SauravMaheshkar- @MaheshkarSaurav

# Introduction

Prior to the introduction of Wide Residual Networks (WRNs) by Sergey Zagoruyko and Nikos Komodakis, deep residual networks were shown to have a fractional increase in performance but at the cost of **doubling** the number of layers. This led to the problem of diminishing feature reuse and overall made the models slow to train. WRNs showed that having a wider residual network leads to better performance and increased the then SOTA results on CIFAR, SVHN and COCO.

In this notebook we run through a simple demonstration of training a WideResnet on the `cifar10`

dataset using the Trax framework. Trax is an end-to-end library for deep learning that focuses on **clear code and speed**. It is actively used and maintained in the *Google Brain team*.

# Issues with Traditional Residual Networks

Figure 1: *Various ResNet Blocks*

## Diminishing Feature Reuse

A **Residual block with a identity mapping**, which allows us to train very deep networks is a **weakness**. As the gradient flows through the network there is nothing to force it to go through the residual block weights and thus it can avoid learning during training. This only a few blocks can run valuable representations or many blocks could share very little information with small contributions to the final goal. This problem was tried to be addressed using a special case of dropout applied to residual blocks in which an identity scalar weight is added to each residual block on which dropout is applied.

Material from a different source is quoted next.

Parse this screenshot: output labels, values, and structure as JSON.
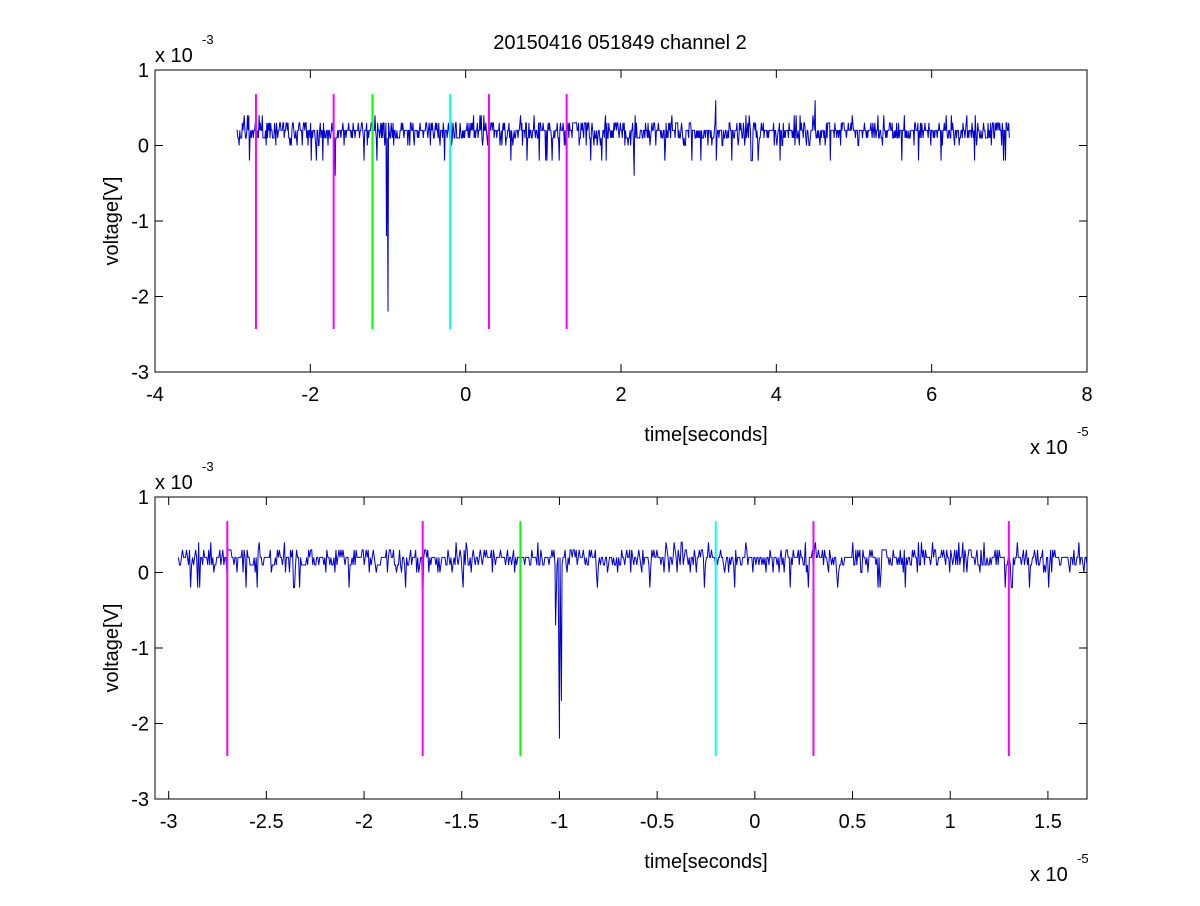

As we are widening our residual blocks, this results in an increase in the number of parameters, and the authors decided to study the effects of dropout to regularize training and prevent overfitting. They argued that the dropout should be inserted between convolutional layers instead of being inserted in the identity part of the block and showed that this results in consistent gains, yielding new SOTA results.

The paper Wide Residual Networks attemptsto answer the question of how wide deep residual networks should be and address the problem of training.

# Residual Networks

$\large x_{l+1} = x_l + \mathbb{F}(x_l, W_l) $

This is the representation of a Residual block with an identity mapping.

$x_{l+1}$ and $x_l$ represent the input and output of the $l$-th unit in the network

$\mathbb{F}$ is a residual function

$W_l$ are the parameters

Figure 1(a) and 1(c) represent the fundamental difference between the *basic* and the *basic-wide* blocks used.